BERLIN ET L’IMMIGRATION AU FIL DE L’HISTOIRE ALLEMANDE
Un berlinois sur quatre a des racines étrangères, un sur sept n’est pas allemand mais détient l’une des 190 nationalités étrangères que l’on peut y trouver. Pourquoi Berlin est-elle habitée par tant d’étrangers ? Pourquoi dit-on de Berlin que c’est une ville cosmopolite ? Pour tenter d’apporter des éléments de réponse à cette première question, un retour en arrière ainsi qu’un aperçu de la politique allemande sur l’immigration sont nécessaires . Pour répondre à la seconde une analyse des enjeux de la ville aujourd’hui et des divers discours sont indispensables.
Prémices
L’histoire de l’immigration en Allemagne et particulièrement à Berlin, commence en 1685 par l’édit de Potsdam, établi par Friedrich Wilhelm, qui a pour but d’accueillir des Huguenots français. Ils seront 44.000 à fuir la France et se réfugier en Allemagne, 6.000 en particulier à Berlin, pour échapper à la politique de persécution de Louis XIV et aux conséquences de la révocation de l’édit de Nantes.
Première vague (1871-1900)
Il faut attendre ensuite deux siècles pour que des phénomènes migratoires significatifs fassent leur apparition en Allemagne : il s’agira dès la fin du XIXème siècle d’une première vague d’immigration liée au travail. En 1871, après la guerre francoallemande, la rapide industrialisation de la vallée de la Ruhr nécessite une main d’œuvre considérable et commence alors le recrutement des Ruhrpolen : ce sont des mineurs de HauteSilésie (ancienne région de Prusse, aujourd’hui située à la fois sur l’Allemagne, la Pologne et la République Tchèque) et des ouvriers agricoles polonais qui vont arriver en masse sur le territoire allemand. Berlin qui s’est largement développée à travers l’industrialisation (textile et sidérurgie principalement) se voit largement concernée par cette immigration.
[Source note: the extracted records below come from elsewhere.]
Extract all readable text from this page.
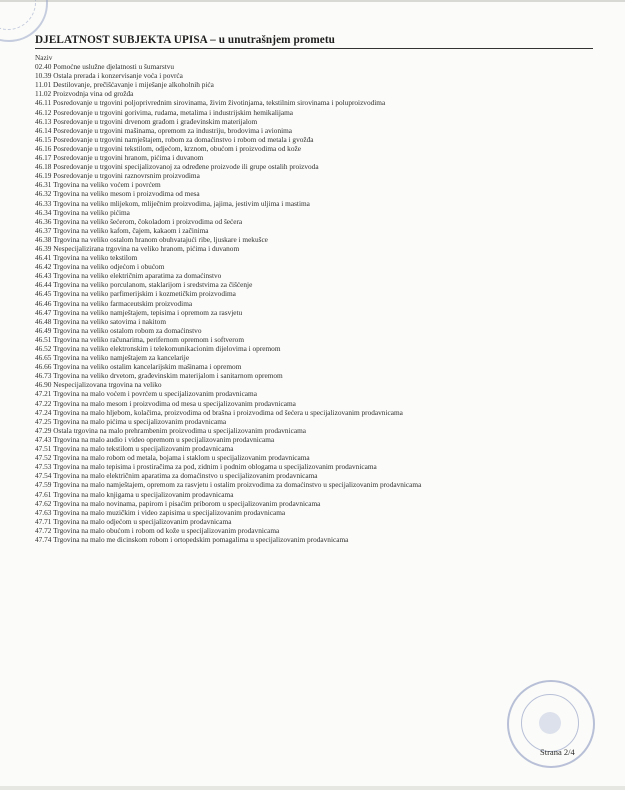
DJELATNOST SUBJEKTA UPISA – u unutrašnjem prometu
Naziv
02.40 Pomoćne uslužne djelatnosti u šumarstvu
10.39 Ostala prerada i konzervisanje voća i povrća
11.01 Destilovanje, prečišćavanje i miješanje alkoholnih pića
11.02 Proizvodnja vina od grožđa
46.11 Posredovanje u trgovini poljoprivrednim sirovinama, živim životinjama, tekstilnim sirovinama i poluproizvodima
46.12 Posredovanje u trgovini gorivima, rudama, metalima i industrijskim hemikalijama
46.13 Posredovanje u trgovini drvenom građom i građevinskim materijalom
46.14 Posredovanje u trgovini mašinama, opremom za industriju, brodovima i avionima
46.15 Posredovanje u trgovini namještajem, robom za domaćinstvo i robom od metala i gvožđa
46.16 Posredovanje u trgovini tekstilom, odjećom, krznom, obućom i proizvodima od kože
46.17 Posredovanje u trgovini hranom, pićima i duvanom
46.18 Posredovanje u trgovini specijalizovanoj za određene proizvode ili grupe ostalih proizvoda
46.19 Posredovanje u trgovini raznovrsnim proizvodima
46.31 Trgovina na veliko voćem i povrćem
46.32 Trgovina na veliko mesom i proizvodima od mesa
46.33 Trgovina na veliko mlijekom, mliječnim proizvodima, jajima, jestivim uljima i mastima
46.34 Trgovina na veliko pićima
46.36 Trgovina na veliko šećerom, čokoladom i proizvodima od šećera
46.37 Trgovina na veliko kafom, čajem, kakaom i začinima
46.38 Trgovina na veliko ostalom hranom obuhvatajući ribe, ljuskare i mekušce
46.39 Nespecijalizirana trgovina na veliko hranom, pićima i duvanom
46.41 Trgovina na veliko tekstilom
46.42 Trgovina na veliko odjećom i obućom
46.43 Trgovina na veliko električnim aparatima za domaćinstvo
46.44 Trgovina na veliko porculanom, staklarijom i sredstvima za čišćenje
46.45 Trgovina na veliko parfimerijskim i kozmetičkim proizvodima
46.46 Trgovina na veliko farmaceutskim proizvodima
46.47 Trgovina na veliko namještajem, tepisima i opremom za rasvjetu
46.48 Trgovina na veliko satovima i nakitom
46.49 Trgovina na veliko ostalom robom za domaćinstvo
46.51 Trgovina na veliko računarima, perifernom opremom i softverom
46.52 Trgovina na veliko elektronskim i telekomunikacionim dijelovima i opremom
46.65 Trgovina na veliko namještajem za kancelarije
46.66 Trgovina na veliko ostalim kancelarijskim mašinama i opremom
46.73 Trgovina na veliko drvetom, građevinskim materijalom i sanitarnom opremom
46.90 Nespecijalizovana trgovina na veliko
47.21 Trgovina na malo voćem i povrćem u specijalizovanim prodavnicama
47.22 Trgovina na malo mesom i proizvodima od mesa u specijalizovanim prodavnicama
47.24 Trgovina na malo hljebom, kolačima, proizvodima od brašna i proizvodima od šećera u specijalizovanim prodavnicama
47.25 Trgovina na malo pićima u specijalizovanim prodavnicama
47.29 Ostala trgovina na malo prehrambenim proizvodima u specijalizovanim prodavnicama
47.43 Trgovina na malo audio i video opremom u specijalizovanim prodavnicama
47.51 Trgovina na malo tekstilom u specijalizovanim prodavnicama
47.52 Trgovina na malo robom od metala, bojama i staklom u specijalizovanim prodavnicama
47.53 Trgovina na malo tepisima i prostiračima za pod, zidnim i podnim oblogama u specijalizovanim prodavnicama
47.54 Trgovina na malo električnim aparatima za domaćinstvo u specijalizovanim prodavnicama
47.59 Trgovina na malo namještajem, opremom za rasvjetu i ostalim proizvodima za domaćinstvo u specijalizovanim prodavnicama
47.61 Trgovina na malo knjigama u specijalizovanim prodavnicama
47.62 Trgovina na malo novinama, papirom i pisaćim priborom u specijalizovanim prodavnicama
47.63 Trgovina na malo muzičkim i video zapisima u specijalizovanim prodavnicama
47.71 Trgovina na malo odjećom u specijalizovanim prodavnicama
47.72 Trgovina na malo obućom i robom od kože u specijalizovanim prodavnicama
47.74 Trgovina na malo me dicinskom robom i ortopedskim pomagalima u specijalizovanim prodavnicama
Strana 2/4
A partir de 1880, l’immigration de ces travailleurs de l’Est connaît une forte croissance : les ouvriers hongrois, allemands et russes de la Pologne ne sont plus seulement demandés par l’industrie mais aussi par le secteur agricole allemand. C’est une main d’œuvre bon marché. Un peu avant 1900, des travailleurs migrants de l’Italie du Nord s’ajoutent à cette population immigrante de l’est et s’installent dans le SudOuest de l’Allemagne. Avant la première guerre mondiale, ils représentent déjà 200.000 personnes.
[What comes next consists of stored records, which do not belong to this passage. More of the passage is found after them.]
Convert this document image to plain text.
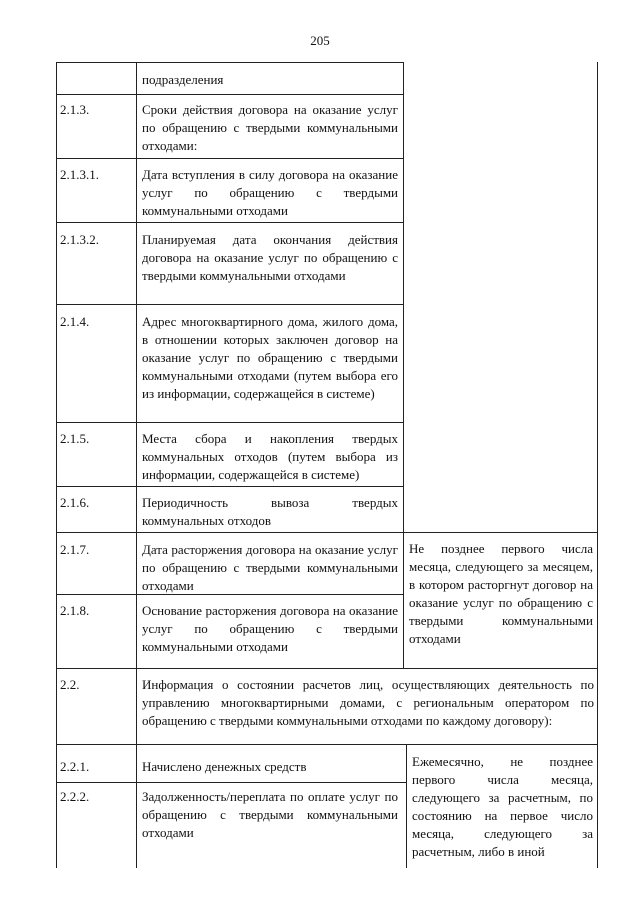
205
подразделения
2.1.3.	Сроки действия договора на оказание услуг по обращению с твердыми коммунальными отходами:
2.1.3.1.	Дата вступления в силу договора на оказание услуг по обращению с твердыми коммунальными отходами
2.1.3.2.	Планируемая дата окончания действия договора на оказание услуг по обращению с твердыми коммунальными отходами
2.1.4.	Адрес многоквартирного дома, жилого дома, в отношении которых заключен договор на оказание услуг по обращению с твердыми коммунальными отходами (путем выбора его из информации, содержащейся в системе)
2.1.5.	Места сбора и накопления твердых коммунальных отходов (путем выбора из информации, содержащейся в системе)
2.1.6.	Периодичность вывоза твердых коммунальных отходов
2.1.7.	Дата расторжения договора на оказание услуг по обращению с твердыми коммунальными отходами
2.1.8.	Основание расторжения договора на оказание услуг по обращению с твердыми коммунальными отходами
Не позднее первого числа месяца, следующего за месяцем, в котором расторгнут договор на оказание услуг по обращению с твердыми коммунальными отходами
2.2.	Информация о состоянии расчетов лиц, осуществляющих деятельность по управлению многоквартирными домами, с региональным оператором по обращению с твердыми коммунальными отходами по каждому договору):
2.2.1.	Начислено денежных средств
2.2.2.	Задолженность/переплата по оплате услуг по обращению с твердыми коммунальными отходами
Ежемесячно, не позднее первого числа месяца, следующего за расчетным, по состоянию на первое число месяца, следующего за расчетным, либо в иной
République de Weimar (1919-1933)
Aux débuts de la République de Weimar et jusqu’à la crise de 1929, la ville de Berlin rayonne : la réforme territoriale du 1er octobre 1920 (« le Grand Berlin ») fusionne 7 villes, 59 villages et 27 districts ruraux environnants à la ville, faisant de ses 878km2 et 3,8 millions d’habitants, la plus grande ville industrielle du continent. La célèbre université de la Humboldt, les architectes du Bauhaus et des personnalités telles que Bertolt Brecht, Otto Dix, Arnold Zweig, Lionel Feininger, Albert Einstein, et Fritz Haber participent à son rayonnement culturel. Elle se transforme en lieu d’expérimentations urbaines (avec Martin Wagner et Bruno Taut) tandis que Fritz Lang, Marlène Dietrich et Friedrich.W Murnau l’a font connaître du 7ème Art. Cette période est marquée par l’accueil de nombreux Russes, membres de l’Intelligentsia (Nabokov, Berberova…), ou simples citoyens fuyant les conséquences de la Révolution Russe. Durant la République de Weimar, Berlin incarne la Weltstadt, ville monde.
Nazisme (1933-1945)
En 1933, Adolf Hitler accède légalement au pouvoir et avec l’idéologie nationale socialiste, apporte un nouveau tournant dans le rapport de l’Allemagne à l’Autre. Fondée sur une classification raciale des hommes, l’idéologie nazie place en haut de cette « échelle de valeur humaine » la race aryenne, comprenant les allemands de « pure souche », perçus comme porteur du génie humain tandis que les juifs, les tziganes, les asiatiques et les noirs sont considérés comme les races inférieures, qu’il faut réduire en servitude ou exterminer (pour les deux premiers). Le nazisme est précisément un déni du cosmopolitisme, le cosmopolite y est vu comme un ennemi, dangereux, qu’il faut éradiquer : « Dans la symbolique collective nazie, taxer quelqu’un de « cosmopolite » revenait à signer son arrêt de mort. Toutes les victimes du génocide planifié étaient considérées comme des cosmopolites […] quand les nazis disaient « juifs », ils voulaient dire « cosmopolites » » (Beck ; 2006). Hitler voyait alors Berlin devenir la capitale de cet empire anti cosmopolite (« Germania »), et celle-ci fût la scène de persécutions contre juifs, tziganes et tous ceux qui ne correspondaient pas à l’idéal aryen. La concrétisation de cette idéologie se fit par la mise en place de techniques d’extermination, qui firent environ 6 millions de victimes. La fin de cette ère est marquée par la victoire des Alliés en 1945.
Accueil des réfugiés
Dans la loi constitutionnelle de la RFA de 1949, l’article 16 prévoit un droit fondamental d’asile et avec l’article 116, paragraphe 1 est permis le rapatriement des Spätaussiedler: ces personnes de souche allemande en provenance de Pologne, Roumanie, Union Soviétique, Tchéquie, Hongrie, Albanie, République de Chine. Le Ministère de l’Intérieur chargé de l’immigration invoque directement la dictature nazie pour justifier le besoin du droit d’asile, comme droit fondamental : „Unter dem Eindruck der Erfahrungen aus der Zeit der nationalsozialistischen Diktatur in Deutschland sieht es in Artikel 16 ein Asylrecht als individuell einklagbares Recht mit Verfassungsrang vor“. Face au traumatisme récent du pays, d’avoir été ce pays dans lequel est apparu un tel racisme, une telle folie destructrice, est apparu en réaction le besoin contraire : s’afficher comme un pays ouvert, sûr, refuge pour des hommes vivant dans des lieux à leur tour en situation conflictuelle.
Guerre froide (1945-1990)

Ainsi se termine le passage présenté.